Fine, Furry Friends

Go get a cup of tea, this could take a while.

I am not going to get into the whole fur debate here. Nor am I going to get into the fact that, as a child, I actually felt physically ill in the presence of fur (some of which feeling resurfaced this weekend when I took on a DIY project I’ve been considering for a few months now).  I will put forth that I am not proponent of NEW fur, but that I am willing to touch (and even wear!) vintage fur because I think doing so is better than throwing it out or letting it get moth-eaten. But that is not what this post is about. Instead, I am going to tell you a very not-so brief story about an item that was given to me when someone was doing a cleaning up/purge.

Here it is:


It is, in short, the World’s Most Enormous Fur Coat.
Made of raccoon.
Vintage raccoon.
It weighed about 350 lbs. It was a size Gigantic. Seriously, a Volkswagen could have worn this coat.
It ought to have made the man who put it on (surely it was not designed for a woman?) look deliciously collegiate-football-fan-circa-1935. Alas, it made everyone, male or female, who donned it look like a pimp from the 1970s.
It was, in short, problematic. One of those items that ought to have been utterly fabulous but…. just….wasn’t.  This fact made me sad.
And I didn’t really want to believe it, so I let the coat hang in our basement for many, many years.

And then I started to think, what if I could save this coat from itself?
Would I have the nerve? Could I bring myself to do it?

Well, Gentle Reader, it took me a couple of months to work up the chutzpah to tackle it, but this past weekend, I took the plunge. After carefully removing the lining and label, I…..
cut up the coat.
Cue vomiting– this part reaaaallly made me think about the raccoons, I have to admit, and I very nearly chickened out.
Even now, just typing that makes me kinda queasy…

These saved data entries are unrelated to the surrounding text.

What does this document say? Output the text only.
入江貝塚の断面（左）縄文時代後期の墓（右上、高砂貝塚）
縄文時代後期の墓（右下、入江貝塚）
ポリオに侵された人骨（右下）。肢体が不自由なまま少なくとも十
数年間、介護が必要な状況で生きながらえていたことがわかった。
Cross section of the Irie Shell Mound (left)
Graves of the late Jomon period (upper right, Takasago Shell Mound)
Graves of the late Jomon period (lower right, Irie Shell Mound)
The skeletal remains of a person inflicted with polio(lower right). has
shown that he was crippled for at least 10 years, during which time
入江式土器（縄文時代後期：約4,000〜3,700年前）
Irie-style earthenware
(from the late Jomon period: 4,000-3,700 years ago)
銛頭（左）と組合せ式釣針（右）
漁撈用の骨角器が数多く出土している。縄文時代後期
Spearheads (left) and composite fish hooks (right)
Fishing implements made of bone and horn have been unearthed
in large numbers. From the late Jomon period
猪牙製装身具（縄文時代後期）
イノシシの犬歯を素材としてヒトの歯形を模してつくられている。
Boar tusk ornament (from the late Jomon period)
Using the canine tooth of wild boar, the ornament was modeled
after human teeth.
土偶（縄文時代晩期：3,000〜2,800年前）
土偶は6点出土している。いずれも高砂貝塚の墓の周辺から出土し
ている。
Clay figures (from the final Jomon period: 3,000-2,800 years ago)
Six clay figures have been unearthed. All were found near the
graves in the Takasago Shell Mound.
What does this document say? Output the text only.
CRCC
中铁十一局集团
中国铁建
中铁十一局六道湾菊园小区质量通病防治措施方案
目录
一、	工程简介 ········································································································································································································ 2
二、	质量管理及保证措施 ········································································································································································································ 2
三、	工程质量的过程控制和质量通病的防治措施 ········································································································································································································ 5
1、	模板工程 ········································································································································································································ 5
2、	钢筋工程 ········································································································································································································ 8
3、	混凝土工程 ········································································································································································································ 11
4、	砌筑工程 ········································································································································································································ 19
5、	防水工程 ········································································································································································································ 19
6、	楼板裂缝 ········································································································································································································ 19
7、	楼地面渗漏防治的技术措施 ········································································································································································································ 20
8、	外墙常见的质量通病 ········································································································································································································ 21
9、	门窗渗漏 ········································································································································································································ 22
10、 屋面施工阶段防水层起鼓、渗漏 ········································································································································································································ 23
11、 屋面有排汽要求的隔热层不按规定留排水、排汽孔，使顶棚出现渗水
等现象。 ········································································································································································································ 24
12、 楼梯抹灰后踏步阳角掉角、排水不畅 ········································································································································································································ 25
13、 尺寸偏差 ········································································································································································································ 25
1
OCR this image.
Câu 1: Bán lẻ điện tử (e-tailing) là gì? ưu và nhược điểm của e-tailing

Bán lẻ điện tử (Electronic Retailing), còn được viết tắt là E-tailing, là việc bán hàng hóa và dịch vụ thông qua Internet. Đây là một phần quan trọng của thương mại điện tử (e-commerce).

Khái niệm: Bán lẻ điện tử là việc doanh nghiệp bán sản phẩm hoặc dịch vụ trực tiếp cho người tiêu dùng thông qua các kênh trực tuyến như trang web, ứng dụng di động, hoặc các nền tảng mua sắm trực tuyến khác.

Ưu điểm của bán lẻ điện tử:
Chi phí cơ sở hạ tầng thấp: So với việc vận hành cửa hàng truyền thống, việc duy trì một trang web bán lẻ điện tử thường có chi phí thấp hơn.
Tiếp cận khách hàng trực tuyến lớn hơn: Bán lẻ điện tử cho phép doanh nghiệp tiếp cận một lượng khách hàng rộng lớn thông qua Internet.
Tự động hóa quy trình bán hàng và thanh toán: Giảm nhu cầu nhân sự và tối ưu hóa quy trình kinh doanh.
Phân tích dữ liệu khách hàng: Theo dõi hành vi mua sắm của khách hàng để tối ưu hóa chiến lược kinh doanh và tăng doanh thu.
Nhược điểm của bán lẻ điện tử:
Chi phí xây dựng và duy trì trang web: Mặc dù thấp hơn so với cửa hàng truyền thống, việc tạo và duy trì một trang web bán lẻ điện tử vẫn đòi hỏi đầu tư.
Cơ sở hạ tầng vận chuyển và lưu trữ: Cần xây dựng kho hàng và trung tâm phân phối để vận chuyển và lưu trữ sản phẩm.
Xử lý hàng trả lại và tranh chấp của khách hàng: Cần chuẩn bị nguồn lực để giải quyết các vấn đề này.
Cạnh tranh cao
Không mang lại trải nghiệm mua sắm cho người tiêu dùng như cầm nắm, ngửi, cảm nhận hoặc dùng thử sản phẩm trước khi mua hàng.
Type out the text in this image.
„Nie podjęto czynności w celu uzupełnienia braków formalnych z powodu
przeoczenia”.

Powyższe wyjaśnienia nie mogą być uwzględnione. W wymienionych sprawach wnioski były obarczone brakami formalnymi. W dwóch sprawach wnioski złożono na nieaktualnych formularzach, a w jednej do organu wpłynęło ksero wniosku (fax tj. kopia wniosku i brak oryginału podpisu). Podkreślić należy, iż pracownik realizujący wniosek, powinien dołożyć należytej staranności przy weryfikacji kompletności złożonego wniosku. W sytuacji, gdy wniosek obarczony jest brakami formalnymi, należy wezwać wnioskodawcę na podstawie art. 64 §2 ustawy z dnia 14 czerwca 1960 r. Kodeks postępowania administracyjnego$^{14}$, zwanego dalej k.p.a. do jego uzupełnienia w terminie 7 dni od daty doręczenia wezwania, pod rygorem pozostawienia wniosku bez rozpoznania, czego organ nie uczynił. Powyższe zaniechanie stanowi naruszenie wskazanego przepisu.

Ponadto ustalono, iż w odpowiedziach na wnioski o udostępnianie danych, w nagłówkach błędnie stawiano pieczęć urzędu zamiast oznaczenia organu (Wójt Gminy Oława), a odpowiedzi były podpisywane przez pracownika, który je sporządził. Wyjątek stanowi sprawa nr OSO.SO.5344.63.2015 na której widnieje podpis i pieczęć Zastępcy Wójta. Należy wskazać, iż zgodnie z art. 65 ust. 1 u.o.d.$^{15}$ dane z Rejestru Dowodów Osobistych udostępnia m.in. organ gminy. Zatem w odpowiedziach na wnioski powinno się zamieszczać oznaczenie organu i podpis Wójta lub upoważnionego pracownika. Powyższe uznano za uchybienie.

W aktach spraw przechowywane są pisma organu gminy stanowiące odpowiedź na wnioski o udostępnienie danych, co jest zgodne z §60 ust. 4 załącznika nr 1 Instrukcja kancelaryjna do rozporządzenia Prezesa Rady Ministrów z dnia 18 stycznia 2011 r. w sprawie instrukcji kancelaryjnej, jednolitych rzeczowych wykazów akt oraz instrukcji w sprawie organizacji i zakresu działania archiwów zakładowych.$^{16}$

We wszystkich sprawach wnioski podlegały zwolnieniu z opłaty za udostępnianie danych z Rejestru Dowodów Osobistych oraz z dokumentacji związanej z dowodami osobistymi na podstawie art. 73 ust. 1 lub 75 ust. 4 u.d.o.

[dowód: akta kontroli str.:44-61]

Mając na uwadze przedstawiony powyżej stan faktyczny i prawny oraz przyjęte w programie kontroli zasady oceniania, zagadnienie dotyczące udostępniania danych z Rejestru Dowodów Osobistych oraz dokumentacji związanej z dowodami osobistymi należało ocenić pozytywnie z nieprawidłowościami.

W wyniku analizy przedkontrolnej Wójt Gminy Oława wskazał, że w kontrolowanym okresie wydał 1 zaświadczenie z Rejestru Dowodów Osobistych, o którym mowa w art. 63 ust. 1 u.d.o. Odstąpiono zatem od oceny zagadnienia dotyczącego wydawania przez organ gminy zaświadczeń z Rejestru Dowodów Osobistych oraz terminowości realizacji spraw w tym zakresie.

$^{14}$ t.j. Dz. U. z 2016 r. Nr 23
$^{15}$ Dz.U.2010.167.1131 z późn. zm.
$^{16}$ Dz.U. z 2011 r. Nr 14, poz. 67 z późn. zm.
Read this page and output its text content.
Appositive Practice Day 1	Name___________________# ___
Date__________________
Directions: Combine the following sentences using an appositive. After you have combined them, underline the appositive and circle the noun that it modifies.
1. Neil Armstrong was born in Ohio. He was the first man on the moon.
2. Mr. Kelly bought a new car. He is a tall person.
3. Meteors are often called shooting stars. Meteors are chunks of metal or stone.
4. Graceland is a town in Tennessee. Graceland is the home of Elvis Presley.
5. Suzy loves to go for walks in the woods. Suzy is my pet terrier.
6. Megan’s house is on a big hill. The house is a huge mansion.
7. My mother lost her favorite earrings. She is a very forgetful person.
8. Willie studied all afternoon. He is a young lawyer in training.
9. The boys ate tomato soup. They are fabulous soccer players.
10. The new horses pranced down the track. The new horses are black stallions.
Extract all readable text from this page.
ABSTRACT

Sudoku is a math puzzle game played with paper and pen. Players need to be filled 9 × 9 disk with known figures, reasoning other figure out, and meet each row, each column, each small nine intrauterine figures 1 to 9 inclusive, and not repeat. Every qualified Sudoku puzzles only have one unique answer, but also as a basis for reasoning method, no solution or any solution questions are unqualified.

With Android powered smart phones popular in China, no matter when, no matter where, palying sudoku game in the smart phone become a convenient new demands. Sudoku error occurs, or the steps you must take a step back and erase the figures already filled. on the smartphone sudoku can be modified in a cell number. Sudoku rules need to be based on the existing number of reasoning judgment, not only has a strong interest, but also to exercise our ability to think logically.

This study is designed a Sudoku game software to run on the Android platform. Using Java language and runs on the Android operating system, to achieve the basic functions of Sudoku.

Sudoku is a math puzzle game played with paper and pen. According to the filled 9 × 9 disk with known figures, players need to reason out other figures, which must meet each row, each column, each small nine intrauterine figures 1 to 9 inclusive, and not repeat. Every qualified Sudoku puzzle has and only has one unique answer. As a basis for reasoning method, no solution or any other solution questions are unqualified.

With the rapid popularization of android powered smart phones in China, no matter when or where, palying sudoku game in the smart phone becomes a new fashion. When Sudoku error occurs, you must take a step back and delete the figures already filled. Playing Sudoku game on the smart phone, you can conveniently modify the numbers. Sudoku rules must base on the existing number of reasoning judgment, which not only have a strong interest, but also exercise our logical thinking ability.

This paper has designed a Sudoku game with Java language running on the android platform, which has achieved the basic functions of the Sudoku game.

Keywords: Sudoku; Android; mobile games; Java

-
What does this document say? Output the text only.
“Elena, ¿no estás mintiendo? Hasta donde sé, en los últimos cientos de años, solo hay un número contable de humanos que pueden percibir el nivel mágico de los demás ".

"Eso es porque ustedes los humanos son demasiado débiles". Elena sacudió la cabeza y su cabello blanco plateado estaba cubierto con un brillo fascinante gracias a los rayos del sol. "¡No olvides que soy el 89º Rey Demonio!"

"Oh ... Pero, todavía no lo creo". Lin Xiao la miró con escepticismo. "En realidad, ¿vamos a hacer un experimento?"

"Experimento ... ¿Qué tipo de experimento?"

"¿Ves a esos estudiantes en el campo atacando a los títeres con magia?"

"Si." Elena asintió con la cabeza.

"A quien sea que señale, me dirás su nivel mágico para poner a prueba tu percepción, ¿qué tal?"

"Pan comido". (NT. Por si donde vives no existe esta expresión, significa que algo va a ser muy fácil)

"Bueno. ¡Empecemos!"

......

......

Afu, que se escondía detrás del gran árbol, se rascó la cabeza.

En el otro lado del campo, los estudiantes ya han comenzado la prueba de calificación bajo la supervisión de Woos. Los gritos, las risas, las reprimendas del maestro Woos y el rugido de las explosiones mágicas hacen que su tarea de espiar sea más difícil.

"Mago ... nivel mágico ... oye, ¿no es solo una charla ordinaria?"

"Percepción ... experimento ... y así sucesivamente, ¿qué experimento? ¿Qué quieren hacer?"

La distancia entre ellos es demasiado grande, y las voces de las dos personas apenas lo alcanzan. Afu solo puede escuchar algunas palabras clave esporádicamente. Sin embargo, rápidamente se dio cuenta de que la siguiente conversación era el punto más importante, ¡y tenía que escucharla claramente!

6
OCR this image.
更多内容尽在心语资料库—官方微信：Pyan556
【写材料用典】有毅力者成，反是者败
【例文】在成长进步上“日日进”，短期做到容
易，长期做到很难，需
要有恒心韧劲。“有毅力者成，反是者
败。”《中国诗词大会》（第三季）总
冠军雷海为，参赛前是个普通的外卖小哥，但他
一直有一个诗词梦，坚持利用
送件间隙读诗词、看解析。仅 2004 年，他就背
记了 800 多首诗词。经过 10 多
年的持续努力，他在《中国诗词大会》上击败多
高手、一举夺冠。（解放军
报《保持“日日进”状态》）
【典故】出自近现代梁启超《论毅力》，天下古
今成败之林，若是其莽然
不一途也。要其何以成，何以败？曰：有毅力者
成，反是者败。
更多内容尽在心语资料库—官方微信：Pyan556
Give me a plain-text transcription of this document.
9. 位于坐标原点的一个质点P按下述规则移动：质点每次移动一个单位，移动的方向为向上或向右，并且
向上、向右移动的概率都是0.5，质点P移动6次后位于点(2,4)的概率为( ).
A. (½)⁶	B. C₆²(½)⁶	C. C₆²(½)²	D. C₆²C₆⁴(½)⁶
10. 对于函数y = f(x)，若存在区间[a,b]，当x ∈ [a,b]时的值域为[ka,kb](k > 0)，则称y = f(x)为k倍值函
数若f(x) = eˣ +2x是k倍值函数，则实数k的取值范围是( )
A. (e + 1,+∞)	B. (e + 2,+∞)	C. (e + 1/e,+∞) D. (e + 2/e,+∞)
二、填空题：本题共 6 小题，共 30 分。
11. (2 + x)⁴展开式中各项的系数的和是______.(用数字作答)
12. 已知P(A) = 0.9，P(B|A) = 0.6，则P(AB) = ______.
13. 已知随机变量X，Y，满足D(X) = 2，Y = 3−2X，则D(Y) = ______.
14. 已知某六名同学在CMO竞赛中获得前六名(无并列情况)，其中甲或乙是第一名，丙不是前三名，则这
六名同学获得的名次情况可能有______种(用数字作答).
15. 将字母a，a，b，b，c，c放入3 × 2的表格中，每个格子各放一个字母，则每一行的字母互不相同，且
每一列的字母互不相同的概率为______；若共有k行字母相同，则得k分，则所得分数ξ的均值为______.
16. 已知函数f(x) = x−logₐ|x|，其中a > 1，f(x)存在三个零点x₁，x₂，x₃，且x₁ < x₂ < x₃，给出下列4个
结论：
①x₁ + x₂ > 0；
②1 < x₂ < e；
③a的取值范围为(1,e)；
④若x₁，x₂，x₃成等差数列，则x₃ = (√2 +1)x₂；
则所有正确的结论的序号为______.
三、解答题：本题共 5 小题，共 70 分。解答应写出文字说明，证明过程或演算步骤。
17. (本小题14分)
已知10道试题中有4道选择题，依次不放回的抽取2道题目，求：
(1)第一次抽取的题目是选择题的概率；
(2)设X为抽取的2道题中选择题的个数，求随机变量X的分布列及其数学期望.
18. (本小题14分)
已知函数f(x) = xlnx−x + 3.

BUT, the the World’s Most Enormous Fur Coat, made of raccoon, vintage raccoon, has become two rather good, very cosy throw pillows on our couch.  Even M likes them! (Will wonders never cease?!)
I like that this project gave new life to the old fur; makes me feel a bit less sad about the raccoons.


I was nervous, never having sewn with real fur before, so I looked up some tutorials online. They all required about 30 pieces of equipment, which terrified me. Also, I am the Lazy DIY-er, so there was No Way On Earth I was going to take on some complicated cushion tutorial. Thus, I did what any self-respecting Lazy DIY-er would do: I winged it. And it all worked out fine! Basically, I made two envelope-style cushion covers, the way I would do if I were using regular fabric.  No big deal. I did take three sage pieces of advice from the lengthy tutorials, so if you are planning to do similar, I recommend that you also take these tips:

1. Use a razor blade or a utility knife to cut the fur, and cut it from the back side of the pelt, being careful not to shear the fur

2. When sewing, be careful to push the fur away from the cut edge of the fur/fabric, in order to avoid stitching the ends of the fur into your seam. Just go slowly and you will be able to tuck the ends of the fur towards the middle of the cushion as you go, leaving you with a nice, furry edge when you turn the pillow right side out.

3. Keep your eye on the nap of the fur by using the bottom hem of the coat as a guide– always keep it positioned towards you so that you can be sure that both pillows have the nap going the same direction.


What do you think? Would you save unusable fur from itself?